Diferencias festivas de Pamplona y Vitoria, las dos ciudades más semejantes que cabe encontrar
No hacen falta excusas para volver a Pamplona. Si París bien vale una misa, la capital navarra se merece al menos un rosario. Pagano, digo, de ronda callejera y poteo festivo. Cuenta la sabiduría popular que las comparaciones resultan odiosas, pero van en la condición humana. Tengo para mí -toda una residencia vitoriana excepto seis años empadronado en la Vieja Iruña- que ambas son las ciudades más parecidas que conozco. Por el tamaño, el nivel de vida y las costumbres. Con algunas ventajas que inclinan un platillo de la balanza y otras que ejercen de contrapeso. No se trata -líbrenme San Fermín y La Blanca- de generar enconos o complejos de uno u otro lado, pero sí de jugar unos párrafos a las siete diferencias. O a las que salgan.
Como allí aún andan de jarana y aquí nos preparamos para ello, centrémonos en esas fechas capitulares que marcan el jolgorio por decreto. Al Casco Viejo pamplonés le falta la riqueza patrimonial del nuestro pero, a cambio, se encuentra a piso llano mientras la almendra se encarama a una colina. Invitación frente a disuasión, vida contra belleza de decorado. Para romper una lanza a beneficio de inventario habremos de convenir, eso sí, que en escenografía inaugural de las fiestas no hay urbe que nos iguale. Plaza abierta alavesa en oposición a la enjuta del Ayuntamiento navarro y ese descenso de Celedón que no halla réplica en Pamplona ni hay Marijaia que lo soporte.
A partir de ahí todo juega en favor de esa fama que Iruña jamás ha echado a dormir. Resulta imposible rebatir el reguero legendario de Hemingway y su amistad con el maestro Ordóñez, la altanería masculina de Luis Miguel Dominguín -el que se levantaba de la cama para contar sus proezas horizontales con Ava Gardner- y las imágenes del encierro que circunvalan el mundo. Pero por encima de una historia labrada a base de mitos, incluso de la internacionalidad indiscutible de los sanfermines, el ciclo navarro se nutre del entusiasmo propio. Aquí parcelamos el abono de las fiestas. Mucha gente siente que cumple la tradición con el txupinazo del 4 y el tributo a la patrona. Allá, nueve días en una carrera de fondo que requiere etapas de tregua, el personal se zambulle dentro del calendario. Lo vive con una marea humana que pinta de blanco y rojo el lienzo de la vía pública.

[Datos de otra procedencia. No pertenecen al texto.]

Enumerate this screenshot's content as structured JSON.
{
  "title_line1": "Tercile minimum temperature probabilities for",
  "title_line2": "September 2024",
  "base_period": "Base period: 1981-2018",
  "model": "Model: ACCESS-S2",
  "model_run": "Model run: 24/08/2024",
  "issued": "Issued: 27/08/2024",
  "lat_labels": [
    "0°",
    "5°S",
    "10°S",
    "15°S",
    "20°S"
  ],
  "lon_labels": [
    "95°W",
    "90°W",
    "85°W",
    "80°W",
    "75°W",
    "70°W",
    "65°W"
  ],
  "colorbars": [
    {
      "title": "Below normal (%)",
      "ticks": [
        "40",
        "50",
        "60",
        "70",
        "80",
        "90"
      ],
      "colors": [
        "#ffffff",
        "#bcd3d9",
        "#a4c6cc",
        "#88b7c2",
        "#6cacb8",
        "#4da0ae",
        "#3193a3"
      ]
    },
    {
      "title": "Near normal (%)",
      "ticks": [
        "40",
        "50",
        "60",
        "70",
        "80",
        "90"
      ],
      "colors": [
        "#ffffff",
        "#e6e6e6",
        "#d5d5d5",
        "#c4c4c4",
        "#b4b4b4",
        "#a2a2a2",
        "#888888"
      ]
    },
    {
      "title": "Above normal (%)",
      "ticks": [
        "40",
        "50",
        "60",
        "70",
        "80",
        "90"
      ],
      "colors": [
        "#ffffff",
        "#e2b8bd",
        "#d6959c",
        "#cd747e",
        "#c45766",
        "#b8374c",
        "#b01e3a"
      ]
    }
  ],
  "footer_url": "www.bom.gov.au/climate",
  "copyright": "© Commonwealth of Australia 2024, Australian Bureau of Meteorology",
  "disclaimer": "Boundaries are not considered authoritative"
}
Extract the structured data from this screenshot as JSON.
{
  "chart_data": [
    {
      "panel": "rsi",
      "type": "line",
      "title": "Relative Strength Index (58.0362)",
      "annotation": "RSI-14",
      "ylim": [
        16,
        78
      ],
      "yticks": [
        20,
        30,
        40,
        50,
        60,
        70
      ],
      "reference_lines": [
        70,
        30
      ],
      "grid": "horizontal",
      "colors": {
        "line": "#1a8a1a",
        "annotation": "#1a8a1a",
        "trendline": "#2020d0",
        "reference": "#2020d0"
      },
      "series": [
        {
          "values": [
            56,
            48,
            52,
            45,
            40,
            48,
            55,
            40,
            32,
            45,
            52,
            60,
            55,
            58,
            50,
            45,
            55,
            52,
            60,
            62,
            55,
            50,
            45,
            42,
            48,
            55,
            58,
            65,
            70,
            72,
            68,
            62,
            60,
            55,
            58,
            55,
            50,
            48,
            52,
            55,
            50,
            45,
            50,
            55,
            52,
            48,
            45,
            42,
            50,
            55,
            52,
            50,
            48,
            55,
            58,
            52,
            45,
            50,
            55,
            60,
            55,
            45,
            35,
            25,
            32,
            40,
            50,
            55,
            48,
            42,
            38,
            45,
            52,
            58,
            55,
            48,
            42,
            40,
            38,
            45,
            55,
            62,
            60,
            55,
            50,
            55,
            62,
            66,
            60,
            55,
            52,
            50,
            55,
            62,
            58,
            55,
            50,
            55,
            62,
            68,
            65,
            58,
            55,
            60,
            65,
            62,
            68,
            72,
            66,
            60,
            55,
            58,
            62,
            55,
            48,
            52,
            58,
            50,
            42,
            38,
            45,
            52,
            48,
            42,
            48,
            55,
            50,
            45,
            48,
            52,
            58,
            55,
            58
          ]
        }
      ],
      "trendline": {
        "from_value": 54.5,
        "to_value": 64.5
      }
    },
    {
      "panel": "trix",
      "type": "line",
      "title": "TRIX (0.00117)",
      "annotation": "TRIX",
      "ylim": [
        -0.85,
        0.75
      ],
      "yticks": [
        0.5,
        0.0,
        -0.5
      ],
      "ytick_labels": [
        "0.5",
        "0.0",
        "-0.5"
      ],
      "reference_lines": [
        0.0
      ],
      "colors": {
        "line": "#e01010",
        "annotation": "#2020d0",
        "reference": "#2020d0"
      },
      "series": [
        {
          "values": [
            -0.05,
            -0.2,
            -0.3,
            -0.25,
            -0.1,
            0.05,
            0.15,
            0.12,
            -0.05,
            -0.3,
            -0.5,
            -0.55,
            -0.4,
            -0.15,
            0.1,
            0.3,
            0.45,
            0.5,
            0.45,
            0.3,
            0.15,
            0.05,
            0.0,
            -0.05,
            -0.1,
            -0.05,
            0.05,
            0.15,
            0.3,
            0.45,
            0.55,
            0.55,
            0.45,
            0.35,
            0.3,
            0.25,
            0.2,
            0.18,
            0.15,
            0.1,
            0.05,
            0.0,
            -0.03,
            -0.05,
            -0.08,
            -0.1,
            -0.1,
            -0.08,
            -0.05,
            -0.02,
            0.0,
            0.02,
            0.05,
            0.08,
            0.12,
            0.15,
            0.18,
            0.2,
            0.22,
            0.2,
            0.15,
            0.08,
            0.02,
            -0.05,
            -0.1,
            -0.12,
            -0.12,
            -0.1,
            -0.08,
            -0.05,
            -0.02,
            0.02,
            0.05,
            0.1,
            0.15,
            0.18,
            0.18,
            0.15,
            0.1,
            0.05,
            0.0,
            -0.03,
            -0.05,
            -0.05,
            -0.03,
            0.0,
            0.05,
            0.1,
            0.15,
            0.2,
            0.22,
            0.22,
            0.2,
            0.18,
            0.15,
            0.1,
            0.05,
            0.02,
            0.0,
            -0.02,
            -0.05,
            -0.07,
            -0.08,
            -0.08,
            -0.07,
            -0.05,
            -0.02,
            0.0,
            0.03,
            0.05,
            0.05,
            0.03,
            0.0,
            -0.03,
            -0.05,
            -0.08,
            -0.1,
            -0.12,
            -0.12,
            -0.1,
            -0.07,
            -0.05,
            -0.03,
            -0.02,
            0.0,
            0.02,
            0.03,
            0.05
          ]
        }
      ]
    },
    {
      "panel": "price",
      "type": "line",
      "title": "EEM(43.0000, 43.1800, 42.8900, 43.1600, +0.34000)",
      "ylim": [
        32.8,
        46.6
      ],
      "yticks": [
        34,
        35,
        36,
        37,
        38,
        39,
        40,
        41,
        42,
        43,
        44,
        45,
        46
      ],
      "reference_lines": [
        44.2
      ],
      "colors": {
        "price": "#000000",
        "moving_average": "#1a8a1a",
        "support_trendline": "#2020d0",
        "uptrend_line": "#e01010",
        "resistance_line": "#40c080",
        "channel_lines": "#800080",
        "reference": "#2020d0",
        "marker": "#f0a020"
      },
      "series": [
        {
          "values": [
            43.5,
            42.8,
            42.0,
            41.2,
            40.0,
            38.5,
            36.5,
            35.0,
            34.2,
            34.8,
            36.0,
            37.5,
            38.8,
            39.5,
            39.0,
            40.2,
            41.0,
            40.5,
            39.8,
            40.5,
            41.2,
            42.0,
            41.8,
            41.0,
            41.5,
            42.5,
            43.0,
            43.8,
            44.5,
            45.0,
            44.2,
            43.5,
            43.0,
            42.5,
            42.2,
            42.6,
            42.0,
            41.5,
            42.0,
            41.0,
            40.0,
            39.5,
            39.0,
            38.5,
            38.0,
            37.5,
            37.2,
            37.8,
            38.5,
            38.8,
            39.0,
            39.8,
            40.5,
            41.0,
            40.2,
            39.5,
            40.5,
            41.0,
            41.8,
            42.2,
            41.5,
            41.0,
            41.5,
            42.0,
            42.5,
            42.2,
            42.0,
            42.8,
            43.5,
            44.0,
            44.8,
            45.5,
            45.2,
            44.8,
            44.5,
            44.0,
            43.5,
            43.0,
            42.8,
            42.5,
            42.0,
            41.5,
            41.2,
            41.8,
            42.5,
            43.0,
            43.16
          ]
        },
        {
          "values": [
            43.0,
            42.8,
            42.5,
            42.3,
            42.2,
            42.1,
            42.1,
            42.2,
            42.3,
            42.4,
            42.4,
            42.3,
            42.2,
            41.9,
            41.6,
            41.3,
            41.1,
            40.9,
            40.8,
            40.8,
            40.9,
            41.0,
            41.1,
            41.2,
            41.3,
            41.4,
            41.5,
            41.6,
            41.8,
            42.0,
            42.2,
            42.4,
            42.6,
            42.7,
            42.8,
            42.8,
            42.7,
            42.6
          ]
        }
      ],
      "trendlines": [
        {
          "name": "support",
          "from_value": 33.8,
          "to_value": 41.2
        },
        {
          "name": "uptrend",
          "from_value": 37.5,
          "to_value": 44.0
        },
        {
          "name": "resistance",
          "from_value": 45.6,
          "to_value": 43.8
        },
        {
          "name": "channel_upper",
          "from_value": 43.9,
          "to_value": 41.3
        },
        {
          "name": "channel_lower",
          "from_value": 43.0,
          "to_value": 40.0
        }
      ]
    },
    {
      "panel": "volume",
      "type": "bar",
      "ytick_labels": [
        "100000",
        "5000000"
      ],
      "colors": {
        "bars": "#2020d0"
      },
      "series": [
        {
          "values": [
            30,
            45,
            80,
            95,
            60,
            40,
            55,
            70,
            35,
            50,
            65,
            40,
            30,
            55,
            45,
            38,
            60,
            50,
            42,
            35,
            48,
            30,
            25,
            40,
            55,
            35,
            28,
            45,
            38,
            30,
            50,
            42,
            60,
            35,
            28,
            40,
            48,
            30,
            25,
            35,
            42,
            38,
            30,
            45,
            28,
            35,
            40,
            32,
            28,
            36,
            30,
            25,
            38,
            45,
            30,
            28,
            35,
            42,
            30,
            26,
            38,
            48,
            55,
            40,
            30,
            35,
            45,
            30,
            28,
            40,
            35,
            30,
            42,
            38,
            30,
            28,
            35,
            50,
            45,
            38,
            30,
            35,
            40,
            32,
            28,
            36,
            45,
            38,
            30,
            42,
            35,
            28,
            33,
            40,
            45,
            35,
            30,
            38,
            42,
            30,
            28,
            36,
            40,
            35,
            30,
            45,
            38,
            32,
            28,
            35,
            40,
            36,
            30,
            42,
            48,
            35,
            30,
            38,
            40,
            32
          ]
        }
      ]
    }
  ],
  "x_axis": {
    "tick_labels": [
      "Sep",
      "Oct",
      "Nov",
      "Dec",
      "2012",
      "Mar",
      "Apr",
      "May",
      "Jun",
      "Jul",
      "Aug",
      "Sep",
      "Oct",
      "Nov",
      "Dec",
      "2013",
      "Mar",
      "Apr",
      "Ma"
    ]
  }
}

La imagen tarambana de Ernest Hemingway guarda parecido escaso con la pulcritud galesa de Ken Follet. Ya se sabe que en días de mucho vino y algunas rosas tiene mayor tirón el crápula que el trajeado. Y la visión callejera de San Fermín, una urbe repleta de gente mañana, tarde y noche llena más las pupilas que la alegría recoleta de Vitoria. El miércoles coincidió con el ecuador de las fiestas pamplonesas, alejado de los dos fines de semana, y el ingreso al Casco por San Gregorio era un espectáculo de luz, de color, de sonido. Hasta la Plaza del Castillo y más allá, por las arterias que se abren en el entorno de Navarrería, Mercaderes y Estafeta. En todo los lados.
Se asemejan ambas ciudades, con algunos puntos a favor de una y otros en pro de la vecina. Queda la sensación de que la vitalidad campa mejor por allá, que el dinero parece circular a un ritmo mayor. Pero hemos de conformarnos sobradamente con nuestra red de bicicarriles que querría patentar el Tour de Francia, el entramado de centros cívicos que nos colocó un día en la vanguardia social y el ‘verde Europa 5 Estrellas’ que nos hermana a Hulk hasta el punto de que acabaremos invitados a su boda, sentados en la mesa de la familia.. Me gusta sentir que habito en una ciudad envidiada por mucha gente salvo por nosotros mismos, con esa querencia autóctona de ver vigas donde los demás apenas divisan pajas. Y que en menos de cien kilómetros puedo pasear por las mismas calles que tienen a todo el mundo delante del televisor durante nueve días explosivos del mes de julio.